Ruby Tuesday said this week that its CEO is resigning, and the chain forecast another quarter of lower sales as it closes locations. It’s the latest of several established restaurant players that are retrenching, changing management or scrambling to adapt as people have more food choices all around them.

Those suffering the most appear to be the ones where people sit down for waiter service and pay more. Ruby Tuesday’s five straight years of declining sales at established locations is an extreme example, but others are feeling it.

Chili’s saw sales fall 2.2 percent at established locations for the fiscal year. Applebee’s sales edged up just 0.2 percent for its fiscal 2015, but then dropped in the first two quarters of this year. Darden Restaurants rid itself of Red Lobster in 2014 after the seafood chain suffered years of declining sales.

It’s an effect of people’s changing food preferences and lifestyles. Darren Tristano, president of the restaurant industry tracking firm Technomic, said younger people in particular are on the go and want their food to be, too.

“They’re looking for convenience, quality, portability and healthfulness,” Tristano said.

A decade ago, sit-down restaurants accounted for 53 percent of the restaurant industry, Tristano said. Now, the balance has shifted and fast-food places -- those without waiters or waitresses -- have 53 percent of the market. Panera displaced Applebee’s, the last sit-down chain in the top 10 restaurant companies by sales, last year, according to Technomic.

Where growth is happening, Tristano noted, is in the corners of the food industry -- convenience stores, the prepared food sections of supermarkets, meal delivery companies and at independent restaurants that don’t report their sales.

The restaurant industry is particularly prone to change, with established chains constantly in danger of looking dated as newcomers emerge. The competitive pressure is pinching even giants like McDonald’s, which is trying to improve the image and quality of its food. The world’s biggest burger chain appears on track to reduce its restaurant count in the U.S. for the second year in a row. Subway has seen domestic sales declining for the past two years.

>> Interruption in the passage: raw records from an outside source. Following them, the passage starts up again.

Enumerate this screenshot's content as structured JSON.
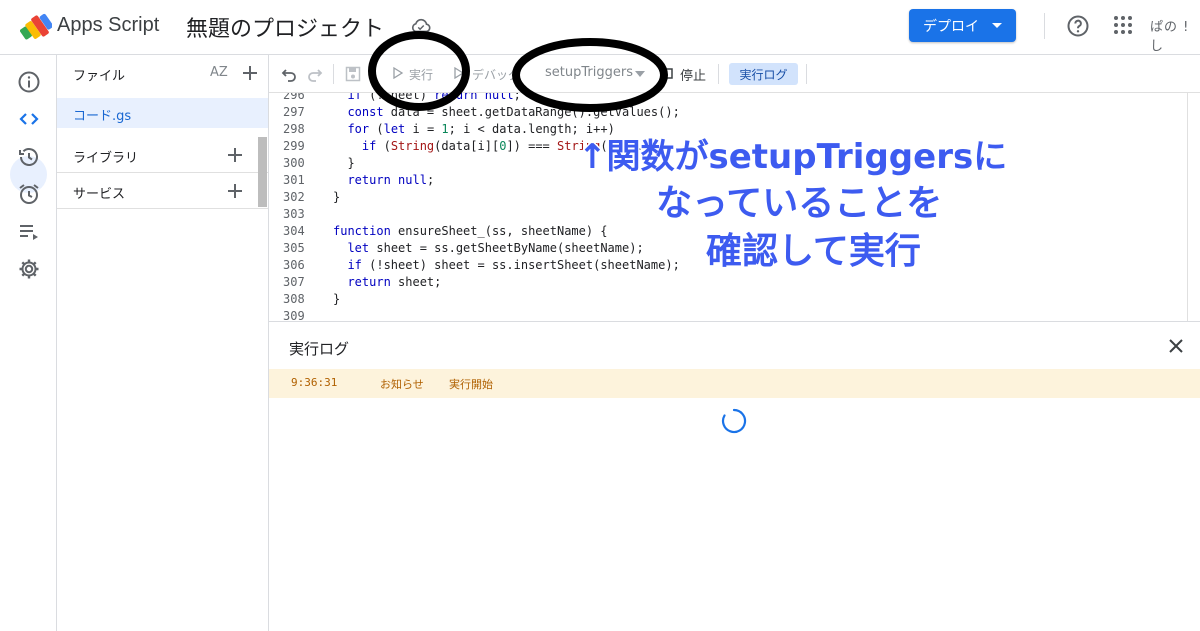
{
  "header": {
    "app_name": "Apps Script",
    "project_title": "無題のプロジェクト",
    "deploy_label": "デプロイ",
    "account_text": "ぱの ! し"
  },
  "files": {
    "title": "ファイル",
    "sort_label": "AZ",
    "items": [
      {
        "name": "コード.gs"
      }
    ],
    "sections": [
      {
        "label": "ライブラリ"
      },
      {
        "label": "サービス"
      }
    ]
  },
  "toolbar": {
    "run_label": "実行",
    "debug_label": "デバッグ",
    "function_name": "setupTriggers",
    "stop_label": "停止",
    "log_label": "実行ログ"
  },
  "code": {
    "lines": [
      {
        "num": "296",
        "text": "  if (!sheet) return null;"
      },
      {
        "num": "297",
        "text": "  const data = sheet.getDataRange().getValues();"
      },
      {
        "num": "298",
        "text": "  for (let i = 1; i < data.length; i++)"
      },
      {
        "num": "299",
        "text": "    if (String(data[i][0]) === String(cli..."
      },
      {
        "num": "300",
        "text": "  }"
      },
      {
        "num": "301",
        "text": "  return null;"
      },
      {
        "num": "302",
        "text": "}"
      },
      {
        "num": "303",
        "text": ""
      },
      {
        "num": "304",
        "text": "function ensureSheet_(ss, sheetName) {"
      },
      {
        "num": "305",
        "text": "  let sheet = ss.getSheetByName(sheetName);"
      },
      {
        "num": "306",
        "text": "  if (!sheet) sheet = ss.insertSheet(sheetName);"
      },
      {
        "num": "307",
        "text": "  return sheet;"
      },
      {
        "num": "308",
        "text": "}"
      },
      {
        "num": "309",
        "text": ""
      }
    ]
  },
  "log": {
    "title": "実行ログ",
    "entries": [
      {
        "time": "9:36:31",
        "level": "お知らせ",
        "message": "実行開始"
      }
    ]
  },
  "annotation": {
    "line1": "↑関数がsetupTriggersに",
    "line2": "なっていることを",
    "line3": "確認して実行",
    "color": "#3d5bf0"
  },
  "colors": {
    "accent": "#1a73e8",
    "active_bg": "#e8f0fe",
    "log_bg": "#fdf3dc"
  }
}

One advantage big fast-food chains have is that they’re still more convenient and affordable than sit-down restaurants. It’s why Wendy’s CEO Todd Penegor said he thinks fast food will keep taking market share from those chains.

Underscoring the power of convenience is that amid the industry pressures, Domino’s has been doing well. The pizza chain doesn’t have the best culinary reputation, but analysts say the delivery convenience it offers at a low price fits well with what people want.